Troisième long métrage de Steven Spielberg sorti en 1975, "Jaws" est l'adaptation du roman éponyme de Peter Benchley qui signera le scénario en compagnie de Carl Gottlieb. Le casting est composé de Roy Scheider, Robert Shaw et Richard Dreyfuss dans les rôles principaux. L'histoire se passe pendant l'été sur l'île d'Amity. Martin Brody, le chef de la police, découvre sur la plage les restes du corps mutilé d'une jeune femme. Pour lui, cette mort est due à l'attaque d'un requin. Il décide alors d'interdire l'accès aux plages mais se heurte au refus du maire, qui voit cette décision comme étant très néfaste d'un point de vue économique avec le début de la saison estivale et l'arrivée des touristes. Pendant ce temps, le requin continue à semer la terreur...
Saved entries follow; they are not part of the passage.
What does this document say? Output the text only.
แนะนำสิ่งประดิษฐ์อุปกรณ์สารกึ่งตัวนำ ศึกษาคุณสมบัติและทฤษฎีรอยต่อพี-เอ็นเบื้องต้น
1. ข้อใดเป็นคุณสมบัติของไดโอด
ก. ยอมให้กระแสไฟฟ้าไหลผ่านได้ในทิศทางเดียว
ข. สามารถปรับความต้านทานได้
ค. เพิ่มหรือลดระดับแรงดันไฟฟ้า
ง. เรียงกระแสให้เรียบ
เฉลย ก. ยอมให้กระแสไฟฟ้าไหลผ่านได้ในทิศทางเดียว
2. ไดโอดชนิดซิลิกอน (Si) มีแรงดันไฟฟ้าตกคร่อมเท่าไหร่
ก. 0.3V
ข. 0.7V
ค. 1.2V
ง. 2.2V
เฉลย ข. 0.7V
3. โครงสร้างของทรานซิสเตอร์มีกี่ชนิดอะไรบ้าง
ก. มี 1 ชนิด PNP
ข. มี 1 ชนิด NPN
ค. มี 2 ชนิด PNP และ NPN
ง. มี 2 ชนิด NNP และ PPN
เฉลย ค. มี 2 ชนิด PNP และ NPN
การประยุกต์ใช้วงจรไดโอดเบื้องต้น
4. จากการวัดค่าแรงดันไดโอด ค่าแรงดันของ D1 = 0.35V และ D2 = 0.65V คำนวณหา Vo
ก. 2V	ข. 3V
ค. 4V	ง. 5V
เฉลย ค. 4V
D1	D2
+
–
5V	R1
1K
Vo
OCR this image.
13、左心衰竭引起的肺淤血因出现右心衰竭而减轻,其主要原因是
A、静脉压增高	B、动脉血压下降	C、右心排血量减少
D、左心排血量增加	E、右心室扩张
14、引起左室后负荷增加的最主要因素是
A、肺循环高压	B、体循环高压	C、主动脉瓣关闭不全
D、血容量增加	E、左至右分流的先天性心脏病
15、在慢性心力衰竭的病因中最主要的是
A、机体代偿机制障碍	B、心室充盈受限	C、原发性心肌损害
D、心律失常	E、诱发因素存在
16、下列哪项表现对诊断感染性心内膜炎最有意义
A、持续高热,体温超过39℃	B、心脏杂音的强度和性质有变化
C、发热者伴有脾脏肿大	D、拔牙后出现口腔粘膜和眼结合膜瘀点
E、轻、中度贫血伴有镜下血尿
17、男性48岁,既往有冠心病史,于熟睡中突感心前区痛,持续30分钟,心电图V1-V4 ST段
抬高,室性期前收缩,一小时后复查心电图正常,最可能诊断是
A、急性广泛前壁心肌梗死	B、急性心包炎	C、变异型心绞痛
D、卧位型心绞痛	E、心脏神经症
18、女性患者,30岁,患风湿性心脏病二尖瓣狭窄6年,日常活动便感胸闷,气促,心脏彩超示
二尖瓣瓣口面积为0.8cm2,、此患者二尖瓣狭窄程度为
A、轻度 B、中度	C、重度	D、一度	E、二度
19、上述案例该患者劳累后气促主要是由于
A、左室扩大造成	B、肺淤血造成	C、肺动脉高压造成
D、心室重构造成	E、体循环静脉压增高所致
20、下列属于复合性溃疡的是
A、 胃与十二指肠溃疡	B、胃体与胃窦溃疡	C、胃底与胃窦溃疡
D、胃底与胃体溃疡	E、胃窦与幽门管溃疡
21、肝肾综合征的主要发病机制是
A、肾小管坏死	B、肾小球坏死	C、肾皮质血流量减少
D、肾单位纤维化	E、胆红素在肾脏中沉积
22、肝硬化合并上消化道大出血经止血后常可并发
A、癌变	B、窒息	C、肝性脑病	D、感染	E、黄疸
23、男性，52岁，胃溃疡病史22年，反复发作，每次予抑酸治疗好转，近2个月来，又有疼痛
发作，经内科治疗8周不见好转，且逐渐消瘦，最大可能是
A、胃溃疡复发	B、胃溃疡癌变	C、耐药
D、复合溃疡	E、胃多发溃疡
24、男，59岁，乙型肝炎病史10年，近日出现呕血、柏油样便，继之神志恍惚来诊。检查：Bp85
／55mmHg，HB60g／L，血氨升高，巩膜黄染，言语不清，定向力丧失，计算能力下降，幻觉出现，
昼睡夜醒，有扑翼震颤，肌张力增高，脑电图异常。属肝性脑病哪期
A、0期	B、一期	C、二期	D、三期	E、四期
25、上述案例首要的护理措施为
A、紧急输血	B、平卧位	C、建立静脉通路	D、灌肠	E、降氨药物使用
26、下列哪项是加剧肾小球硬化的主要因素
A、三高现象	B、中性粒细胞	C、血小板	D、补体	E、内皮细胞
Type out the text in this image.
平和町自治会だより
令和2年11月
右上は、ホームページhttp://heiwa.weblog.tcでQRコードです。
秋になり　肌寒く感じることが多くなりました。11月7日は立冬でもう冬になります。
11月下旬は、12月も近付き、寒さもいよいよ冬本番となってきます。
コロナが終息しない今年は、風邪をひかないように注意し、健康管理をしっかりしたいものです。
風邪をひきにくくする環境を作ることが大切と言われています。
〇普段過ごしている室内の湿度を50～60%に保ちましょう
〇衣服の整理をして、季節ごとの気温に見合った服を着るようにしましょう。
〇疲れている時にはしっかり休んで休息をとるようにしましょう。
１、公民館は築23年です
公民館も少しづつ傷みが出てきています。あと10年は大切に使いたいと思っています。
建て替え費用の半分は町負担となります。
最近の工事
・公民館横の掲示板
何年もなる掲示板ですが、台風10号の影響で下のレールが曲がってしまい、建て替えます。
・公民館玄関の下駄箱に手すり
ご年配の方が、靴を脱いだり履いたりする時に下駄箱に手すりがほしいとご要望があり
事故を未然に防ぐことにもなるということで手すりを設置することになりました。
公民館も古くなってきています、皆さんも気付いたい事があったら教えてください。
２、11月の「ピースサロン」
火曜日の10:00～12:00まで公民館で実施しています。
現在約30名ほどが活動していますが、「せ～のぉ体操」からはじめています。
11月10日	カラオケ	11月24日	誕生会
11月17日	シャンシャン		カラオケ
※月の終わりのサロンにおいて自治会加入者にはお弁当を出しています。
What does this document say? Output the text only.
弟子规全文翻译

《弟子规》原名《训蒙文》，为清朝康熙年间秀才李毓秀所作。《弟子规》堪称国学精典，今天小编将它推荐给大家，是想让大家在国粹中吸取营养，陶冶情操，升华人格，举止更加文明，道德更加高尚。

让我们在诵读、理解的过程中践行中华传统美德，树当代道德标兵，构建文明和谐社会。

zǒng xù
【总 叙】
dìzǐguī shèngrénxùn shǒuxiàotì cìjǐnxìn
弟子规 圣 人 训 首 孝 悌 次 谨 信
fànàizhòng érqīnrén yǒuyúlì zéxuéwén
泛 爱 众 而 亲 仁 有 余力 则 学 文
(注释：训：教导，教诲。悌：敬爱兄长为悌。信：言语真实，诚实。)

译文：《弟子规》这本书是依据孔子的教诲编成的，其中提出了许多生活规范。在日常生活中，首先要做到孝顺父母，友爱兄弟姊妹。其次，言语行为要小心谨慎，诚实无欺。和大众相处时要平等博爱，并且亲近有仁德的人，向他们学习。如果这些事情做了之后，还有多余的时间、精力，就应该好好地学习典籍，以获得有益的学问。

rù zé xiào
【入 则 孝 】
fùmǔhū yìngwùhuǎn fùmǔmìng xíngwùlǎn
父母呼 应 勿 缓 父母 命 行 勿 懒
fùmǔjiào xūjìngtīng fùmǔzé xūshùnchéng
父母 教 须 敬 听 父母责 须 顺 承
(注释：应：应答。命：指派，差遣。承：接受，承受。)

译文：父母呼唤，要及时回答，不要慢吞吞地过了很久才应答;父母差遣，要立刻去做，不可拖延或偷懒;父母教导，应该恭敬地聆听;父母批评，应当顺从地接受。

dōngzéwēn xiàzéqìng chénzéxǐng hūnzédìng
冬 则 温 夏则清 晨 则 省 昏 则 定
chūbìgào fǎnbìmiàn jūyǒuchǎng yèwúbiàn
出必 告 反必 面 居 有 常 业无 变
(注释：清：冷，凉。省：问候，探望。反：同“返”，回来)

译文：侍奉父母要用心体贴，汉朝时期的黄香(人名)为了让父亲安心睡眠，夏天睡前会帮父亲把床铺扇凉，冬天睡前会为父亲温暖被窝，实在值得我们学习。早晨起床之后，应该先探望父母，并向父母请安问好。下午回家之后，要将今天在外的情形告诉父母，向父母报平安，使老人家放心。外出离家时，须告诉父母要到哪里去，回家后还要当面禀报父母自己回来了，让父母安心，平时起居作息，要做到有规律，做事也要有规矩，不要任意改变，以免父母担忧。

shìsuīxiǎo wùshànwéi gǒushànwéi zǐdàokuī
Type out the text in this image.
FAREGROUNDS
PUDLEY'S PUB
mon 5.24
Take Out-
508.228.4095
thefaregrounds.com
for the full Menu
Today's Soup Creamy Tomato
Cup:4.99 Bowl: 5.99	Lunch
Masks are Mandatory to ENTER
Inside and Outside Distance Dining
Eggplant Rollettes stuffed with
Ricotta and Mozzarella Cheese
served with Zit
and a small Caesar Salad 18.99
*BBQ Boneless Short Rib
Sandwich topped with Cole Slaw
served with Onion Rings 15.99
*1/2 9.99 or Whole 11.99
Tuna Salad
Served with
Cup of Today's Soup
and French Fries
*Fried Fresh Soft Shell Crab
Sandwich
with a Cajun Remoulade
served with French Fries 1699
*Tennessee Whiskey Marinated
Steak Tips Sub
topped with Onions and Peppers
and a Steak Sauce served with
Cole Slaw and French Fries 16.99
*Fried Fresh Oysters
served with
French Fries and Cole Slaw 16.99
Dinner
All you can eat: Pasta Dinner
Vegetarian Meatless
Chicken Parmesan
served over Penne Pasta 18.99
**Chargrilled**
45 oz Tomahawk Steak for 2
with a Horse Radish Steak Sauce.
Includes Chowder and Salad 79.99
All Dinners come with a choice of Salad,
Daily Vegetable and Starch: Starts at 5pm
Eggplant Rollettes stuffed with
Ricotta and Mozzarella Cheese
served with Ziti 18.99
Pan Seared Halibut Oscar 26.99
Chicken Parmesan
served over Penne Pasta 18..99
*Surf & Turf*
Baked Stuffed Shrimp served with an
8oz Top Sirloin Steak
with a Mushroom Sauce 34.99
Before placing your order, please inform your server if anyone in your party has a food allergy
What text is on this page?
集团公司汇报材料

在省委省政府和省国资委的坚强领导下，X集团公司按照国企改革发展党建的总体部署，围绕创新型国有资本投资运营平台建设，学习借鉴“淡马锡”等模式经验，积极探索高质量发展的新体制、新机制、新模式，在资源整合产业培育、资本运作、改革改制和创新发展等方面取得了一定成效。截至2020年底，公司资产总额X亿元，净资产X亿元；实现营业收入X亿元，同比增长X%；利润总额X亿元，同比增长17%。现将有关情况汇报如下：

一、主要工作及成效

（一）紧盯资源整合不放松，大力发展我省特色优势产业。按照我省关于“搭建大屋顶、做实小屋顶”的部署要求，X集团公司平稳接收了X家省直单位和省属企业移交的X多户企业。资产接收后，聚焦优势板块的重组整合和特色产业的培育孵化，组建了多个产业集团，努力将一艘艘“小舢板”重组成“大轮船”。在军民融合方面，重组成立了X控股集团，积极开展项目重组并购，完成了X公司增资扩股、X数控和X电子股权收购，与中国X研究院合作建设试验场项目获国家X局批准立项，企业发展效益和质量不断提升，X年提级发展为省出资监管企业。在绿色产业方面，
"Jaws" est le film incontesté en matière de requins, celui qui sera quasiment impossible à surpasser, voire à égaler. En même temps, quand on voit ce qu'est devenu le genre du film à requins ces dernières années, c'est environ 95% de gros nanars donc ça ne risque pas d'arriver. "Jaws" a la particularité d'être considéré comme étant le premier blockbuster de l'histoire du cinéma. Ceci est vrai même si certains films d'avant les années 70 pouvaient aussi être qualifiés de blockbusters de par leurs budgets colossaux. Mais "Jaws" a totalement changé la donne dans le paysage du cinéma et a marqué le début d'une nouvelle ère. Il donnera aux gens l'envie d'aller au cinéma pendant l'été. Car à l'époque, les choses sont claires, les gens n'aiment pas aller dans les salles obscures pendant la période des beaux jours. Les films qui sortent à cette période sont des films plutôt à petit budget dont les studios veulent se débarrasser au plus vite. Les grosses productions sont elles, privilégiées pour sortir pendant l'hiver. Mais un film va venir bousculer la tendance en sortant fin juin 1975 et pulvériser les records de recettes. Ce film est bien évidemment "Jaws" réalisé par Steven Spielberg, encore très jeune réalisateur à l'époque (moins de 30 ans). Ce film lui permettra d'asseoir totalement sa notoriété auprès du grand public mais aussi de Hollywood. Et j'ai envie de dire que cela est totalement justifié.


Même en revoyant le film aujourd'hui, c'est-à-dire 40 ans après sa sortie, je constate qu'il n'a rien perdu de sa puissance. La première chose que je voudrais évoquer est cette première scène du film combinée à la somptueuse composition de John Williams. Avec un des thèmes les plus connus et les plus terrifiants de l'histoire du cinéma, pourtant très minimaliste de base avec cette répétition crescendo de deux notes, un Mi et un Fa. Mais avec seulement ces deux notes, le compositeur arrive à nous faire froid dans le dos et à nous faire ressentir la présence de l'animal. John Williams est un génie.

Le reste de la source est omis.